Oh I know you're not going to like me picking on this one. You're already mad from the last one! Well I'm killing all the sacred cows.

Now don't get me wrong. I love creating urgency. Urgency is a powerful sales technique. But your fake urgency is rude.

Recently I signed up for a SaaS app and on the sign up page I was offered the chance to jump the queue by sharing a link about the app. That's cool, I didn't share it and moved on.

I then start getting emails about how the queue is super long, but share it and I'll jump right to the top. I still don't share.

Then, maybe 24 hours since sign up I get yet another email urging me to share. I don't.

A few hours after that I get an email saying "Thanks for sharing" and I can now get into the beta.

FUCK THAT.

I didn't share your app. I'm not going to use your stupid app. I don't want to share it and your email sequence has exposed you as a complete fraud who didn't even bother to build or buy the system to reward the people who actually shared and instead you just send everyone the thanks for sharing email a few days after sign up.

That sucks for the people who did share and actually received none of the extra value that they were promised. Nobody wants to be treated like that.

You're just using a trick you read about on the internet. Does it work sometimes? Sure. That doesn't mean it's right to do or that it has no consequences if/when it goes wrong.

Oh, and I suspect this is also illegal in some implementations under the false advertising laws discussed above.

Injecting your company into other companies twitter "conversations"

We run a job board over at LaraJobs. When someone posts a job we tweet out the details with some hash tags of the tech used in this job.

Recently, a job board in the Angular space started tweeting about the companies who posted on our board. Even including us in the tweets under some shady guise and making it confusing for the customers who then thought they were associated with us.

Don't do this.

Don't freaking do this!

If you were at the Apple store and you were talking to one of the blue shirts how would you like it if a Samsung rep just jumped in front of you and started talking? Just out of nowhere, boom Samsung rep?

It'd be completely unacceptable. Not something Samsung or any company would ever do in person. We don't have to do this online either.

Must you sacrifice your own morals and common decency to run a successful online business? As someone who's avoided them for 12 years I can assure you the answer is NO.

"Follow up" emails

Hey, I've sent emails that probably have irked people. They haven't heard from me or my company in a while and bam, there's an email.

I get it. I really do.

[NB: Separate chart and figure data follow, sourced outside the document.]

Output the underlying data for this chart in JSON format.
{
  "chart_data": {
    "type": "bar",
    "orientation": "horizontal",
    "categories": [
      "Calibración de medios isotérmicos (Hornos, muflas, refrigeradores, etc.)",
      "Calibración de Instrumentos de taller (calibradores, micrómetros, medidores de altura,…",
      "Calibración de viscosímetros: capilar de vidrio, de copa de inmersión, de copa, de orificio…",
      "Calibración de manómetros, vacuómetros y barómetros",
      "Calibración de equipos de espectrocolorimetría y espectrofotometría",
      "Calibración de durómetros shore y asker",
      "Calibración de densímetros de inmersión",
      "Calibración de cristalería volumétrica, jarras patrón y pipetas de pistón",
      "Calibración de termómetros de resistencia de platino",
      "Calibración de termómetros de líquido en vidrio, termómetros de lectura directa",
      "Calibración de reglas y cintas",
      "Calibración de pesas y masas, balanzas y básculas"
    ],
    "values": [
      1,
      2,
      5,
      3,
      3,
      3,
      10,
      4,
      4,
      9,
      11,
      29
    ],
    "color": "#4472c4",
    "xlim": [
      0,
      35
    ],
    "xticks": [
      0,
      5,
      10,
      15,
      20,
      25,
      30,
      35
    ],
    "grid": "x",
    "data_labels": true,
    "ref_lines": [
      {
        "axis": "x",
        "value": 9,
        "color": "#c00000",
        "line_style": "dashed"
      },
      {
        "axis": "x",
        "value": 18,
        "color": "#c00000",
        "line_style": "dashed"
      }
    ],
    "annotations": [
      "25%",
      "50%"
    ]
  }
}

It's a very fine line here.

What's not a fine line?

Emails that you constantly send to your potential customers with subjects that reference fake emails or calls.

Emails that have fake reply headers in them from a previous fake conversation.

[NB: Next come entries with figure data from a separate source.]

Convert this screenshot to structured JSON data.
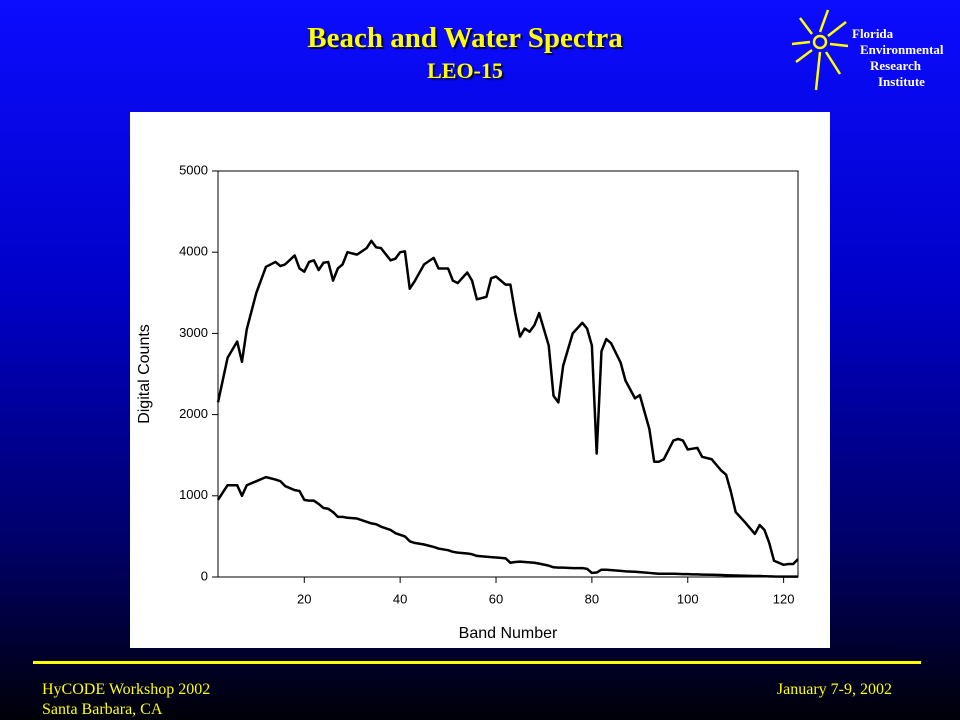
{
  "slide": {
    "title": "Beach and Water Spectra",
    "subtitle": "LEO-15",
    "logo": {
      "lines": [
        "Florida",
        "Environmental",
        "Research",
        "Institute"
      ]
    },
    "footer": {
      "left": [
        "HyCODE Workshop 2002",
        "Santa Barbara, CA"
      ],
      "right": "January 7-9, 2002"
    }
  },
  "chart_data": {
    "type": "line",
    "x_label": "Band Number",
    "y_label": "Digital Counts",
    "xlim": [
      2,
      123
    ],
    "ylim": [
      0,
      5000
    ],
    "xticks": [
      20,
      40,
      60,
      80,
      100,
      120
    ],
    "yticks": [
      0,
      1000,
      2000,
      3000,
      4000,
      5000
    ],
    "grid": false,
    "x": [
      2,
      4,
      6,
      7,
      8,
      10,
      12,
      14,
      15,
      16,
      18,
      19,
      20,
      21,
      22,
      23,
      24,
      25,
      26,
      27,
      28,
      29,
      31,
      33,
      34,
      35,
      36,
      38,
      39,
      40,
      41,
      42,
      43,
      45,
      47,
      48,
      50,
      51,
      52,
      54,
      55,
      56,
      58,
      59,
      60,
      61,
      62,
      63,
      64,
      65,
      66,
      67,
      68,
      69,
      71,
      72,
      73,
      74,
      76,
      78,
      79,
      80,
      81,
      82,
      83,
      84,
      86,
      87,
      89,
      90,
      92,
      93,
      94,
      95,
      97,
      98,
      99,
      100,
      101,
      102,
      103,
      105,
      107,
      108,
      109,
      110,
      112,
      114,
      115,
      116,
      117,
      118,
      120,
      121,
      122,
      123
    ],
    "series": [
      {
        "color": "#000000",
        "values": [
          2150,
          2700,
          2900,
          2650,
          3050,
          3500,
          3820,
          3880,
          3830,
          3850,
          3960,
          3800,
          3760,
          3880,
          3900,
          3780,
          3870,
          3880,
          3650,
          3800,
          3850,
          4000,
          3970,
          4050,
          4140,
          4060,
          4050,
          3900,
          3920,
          4000,
          4010,
          3550,
          3640,
          3850,
          3930,
          3800,
          3800,
          3650,
          3620,
          3750,
          3650,
          3420,
          3450,
          3680,
          3700,
          3650,
          3600,
          3600,
          3250,
          2960,
          3060,
          3020,
          3100,
          3250,
          2850,
          2230,
          2150,
          2600,
          3000,
          3130,
          3060,
          2850,
          1520,
          2780,
          2930,
          2880,
          2640,
          2420,
          2200,
          2240,
          1820,
          1420,
          1420,
          1450,
          1680,
          1700,
          1680,
          1570,
          1580,
          1590,
          1480,
          1450,
          1310,
          1260,
          1050,
          800,
          670,
          530,
          640,
          580,
          420,
          200,
          150,
          160,
          160,
          220
        ]
      },
      {
        "color": "#000000",
        "values": [
          950,
          1130,
          1130,
          1000,
          1130,
          1180,
          1230,
          1200,
          1180,
          1120,
          1070,
          1060,
          950,
          940,
          940,
          900,
          850,
          840,
          800,
          740,
          740,
          730,
          720,
          680,
          660,
          650,
          620,
          580,
          540,
          520,
          500,
          440,
          420,
          400,
          370,
          350,
          330,
          310,
          300,
          290,
          280,
          260,
          250,
          245,
          240,
          235,
          230,
          175,
          185,
          190,
          185,
          180,
          175,
          165,
          140,
          120,
          115,
          115,
          110,
          110,
          100,
          50,
          55,
          90,
          90,
          85,
          75,
          70,
          65,
          60,
          50,
          45,
          40,
          40,
          40,
          38,
          36,
          35,
          33,
          32,
          30,
          28,
          25,
          22,
          20,
          18,
          15,
          12,
          12,
          10,
          8,
          6,
          5,
          5,
          5,
          5
        ]
      }
    ]
  }
}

Anything that says "sorry I missed you" in the subject.

We all know these. We all hate these.

Yes, you might catch some people in this net but point me to the company that made their business on these techniques?

Do you personally get a lot of these from Basecamp or Fog Creek or Slack or Twitter or Apple or Amazon or Google or Microsoft or Typeform or Github or Moz or Rackspace or Linode or Dominoes or Tesla or Honda or Spotify or Stripe or Discourse or Pixel & Tonic or Ellis Lab or Facebook?

No you don't. This technique might help a sales person pad their quota. Maybe get you a few more bucks in your pocket. But it's NOT WORTH YOUR SOUL.

Oh yeah, it probably goes without saying at this point but these emails are probably also illegal. Not that anyone cares about illegal emails....

We're all focused on selling more.

Don't forget WHY you're doing that. Is it to take care of yourself, your family, and you're employees? Of course. But it all starts with the customer. Your business is done in service of your customer first. Without them you don't have a business and you can't help anyone.

Help your customers succeed. Don't let money blind you to why you started your business. Don't sacrifice your personal or business reputation for what is unlikely to amount to more than a few extra bucks on the bottom line.